Restano tuttavia problemi che richiedono scelte ben ponderate e soprattutto si rende impellente l’adozione di un programma calibrato consono all’Irpinia. “La provincia di Avellino percorre una strada in discesa – ha proseguito il braccio destro di Bertolaso – resta solo l’incognita di come gestire gli impianti di compostaggio sul territorio. Per quanto riguarda il Formicoso il Commissariato ha dato lo stop alla progettazione della discarica. Da questo momento sarà la Provincia a deciderne le sorti”.

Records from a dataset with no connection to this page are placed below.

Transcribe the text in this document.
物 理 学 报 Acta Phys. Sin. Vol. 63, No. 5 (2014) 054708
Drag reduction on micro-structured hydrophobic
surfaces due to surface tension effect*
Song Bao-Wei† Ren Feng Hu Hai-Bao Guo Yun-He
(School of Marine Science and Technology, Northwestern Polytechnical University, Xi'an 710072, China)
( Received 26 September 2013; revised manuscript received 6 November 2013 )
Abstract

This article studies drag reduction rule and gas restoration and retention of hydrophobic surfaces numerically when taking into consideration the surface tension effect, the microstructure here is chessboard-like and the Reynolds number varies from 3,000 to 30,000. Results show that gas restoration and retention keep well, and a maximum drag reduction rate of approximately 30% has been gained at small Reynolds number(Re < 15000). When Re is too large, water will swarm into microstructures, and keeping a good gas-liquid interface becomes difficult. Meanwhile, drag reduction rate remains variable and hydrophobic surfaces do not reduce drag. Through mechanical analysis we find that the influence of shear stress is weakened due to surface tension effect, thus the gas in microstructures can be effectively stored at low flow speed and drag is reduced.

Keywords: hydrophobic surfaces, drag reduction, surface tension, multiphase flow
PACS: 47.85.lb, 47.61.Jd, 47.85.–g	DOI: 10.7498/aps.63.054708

Poi il monito del capo missione Dell’Acqua: “La provincializzazione dei rifiuti non deve intendersi come un sistema chiuso. Bisogna che le province di Avellino, Benevento e Salerno instaurino un rapporto di reciprocità sostenendosi l’una con l’altra”. Categorico anche il presidente della Provincia, Cosimo Sibilia: “C’è ottimismo per la costituzione della nuova società, ma il mio appello è rivolto a tutti i cittadini di questa provincia. Senza il loro aiuto e il loro senso di responsabilità non usciremo mai dalla crisi. La nostra autonomia, che ricopre un periodo compreso tra i 24 ed i 30 mesi, richiederà l’impegno di tutte le nostre forze per dare vita ad un soggetto di gestione del ciclo dei rifiuti valido ed efficiente”. Rassicurazioni anche per quanto riguarda gli operatori del settore: “In Irpinia non si registrano esuberi – ha spiegato Sibilia – La situazione è particolarmente delicata solo nella provincia di Napoli”. E tuona Domenico Gambacorta, assessore provinciale all’Ambiente: “Abbiamo lavorato duro per scongiurare l’ipotesi Formicoso e stiamo intavolando un discorso con la Provincia di Salerno per usufruire del termovalorizzatore che di qui a poco verrà progettato. Vogliamo tornare alla normalità e responsabilizzarci, abbandonando un alibi mantenuto per troppi anni. La politica dello scaricabarile delle responsabilità è finita. La nuova società sarà oculata nelle spese e non graverà sulle spalle dei cittadini, già penalizzati da questa crisi. Il nuovo consorzio non sarà un carrozzone pubblico”.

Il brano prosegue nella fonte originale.